李赟拿起桌上那枚小小的烛心剪,轻轻剪断烛火残心,静谧的夜色中,发出低低的一声轻响,烛火也随之微微跳动了下。
明明对方剪的是烛心,可不知为何,明宜却觉得那剪刀像是在自己心口划了道,让她的心莫名跟着一跳。
李赟望着灯芯轻笑道:“弟妹有所顾虑也是情理之中。”他似是沉吟片刻,又才指着桌上那堆信笺灰烬,叹息一声道,“可是鲁刺儿的这封信,又实在是让本王不放心将弟妹留下。阿玉才过世不足两月,若是知道我让弟妹深处危险之中而不顾,只怕在泉下也不能安息。”
听他提起李悆,明宜不由得抬眸再次望向他。
男人对上她的杏眼,不紧不慢继续道:“本王觉得五郎提议尚可,也并非是觉得弟妹与本王出行,比待在凉王府更安全,而是确实有私心。
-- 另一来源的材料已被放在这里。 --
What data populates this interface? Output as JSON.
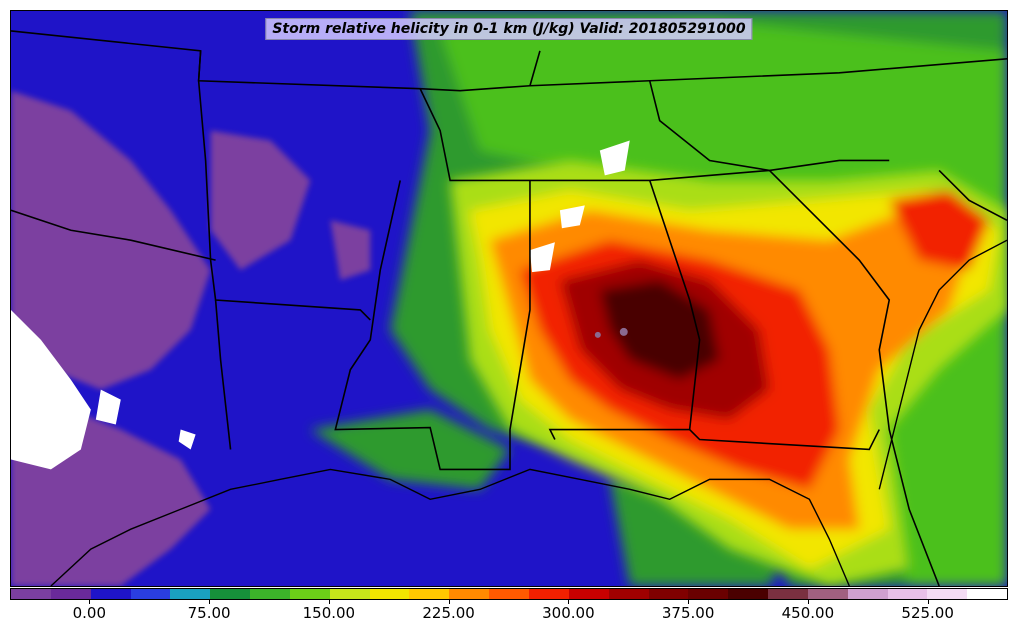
{
  "map": {
    "title": "Storm relative helicity in 0-1 km (J/kg) Valid: 201805291000",
    "field": "storm-relative-helicity",
    "palette": {
      "purple": "#7b3fa0",
      "blue": "#1f14c8",
      "midblue": "#2a5fd0",
      "green": "#2e9a2e",
      "lime": "#4cc01a",
      "yellowgreen": "#aade14",
      "yellow": "#f2e600",
      "orange": "#ff8a00",
      "red": "#f22000",
      "darkred": "#a00000",
      "maroon": "#4a0000",
      "white": "#ffffff",
      "border": "#000000"
    }
  },
  "colorbar": {
    "colors": [
      "#7b3fa0",
      "#6a2a9a",
      "#1f14c8",
      "#2a3ee0",
      "#1aa0c0",
      "#16903a",
      "#3cb32a",
      "#6cd018",
      "#c6e61a",
      "#f2e600",
      "#ffc800",
      "#ff8a00",
      "#ff5a00",
      "#f22000",
      "#c80000",
      "#a00000",
      "#800000",
      "#6a0000",
      "#4a0000",
      "#7a3040",
      "#a06080",
      "#d0a0d0",
      "#e8c0e8",
      "#f4dcf4",
      "#ffffff"
    ],
    "ticks": [
      "0.00",
      "75.00",
      "150.00",
      "225.00",
      "300.00",
      "375.00",
      "450.00",
      "525.00"
    ],
    "tick_positions_fraction": [
      0.0795,
      0.1995,
      0.3195,
      0.4395,
      0.5595,
      0.6795,
      0.7995,
      0.9195
    ]
  }
}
”
他语气带着意味深长,眼神又带着几分诡秘莫测,明宜一时摸不透他的意思,心中不由有些惴惴不安
李赟望着她略顿了下,又才继续:“凉州多武夫而少文士,本王身旁素来缺贤才谋士。此番西行,事关凉州未来大计,而本王除了略懂一些北狄语,并不通其他番语,必然要带译人同行。但凉州译人多是异族流民或商贾出身,且不说一些庶务机密之事不便道与外人,就算译人可信,但只懂番语不懂其他,与我来说也无多益处。而弟妹乃与我是一家人,又自小得宋太傅亲授,定然学识匪浅,又通晓诸多种番语,识得北狄文字。若能随同西行,定能帮上我大忙。”顿了下,又补充一句,“当然,此次西行事关河西安危存亡,弟妹帮的也不是我和凉王府,而是所有河西河山和百姓。”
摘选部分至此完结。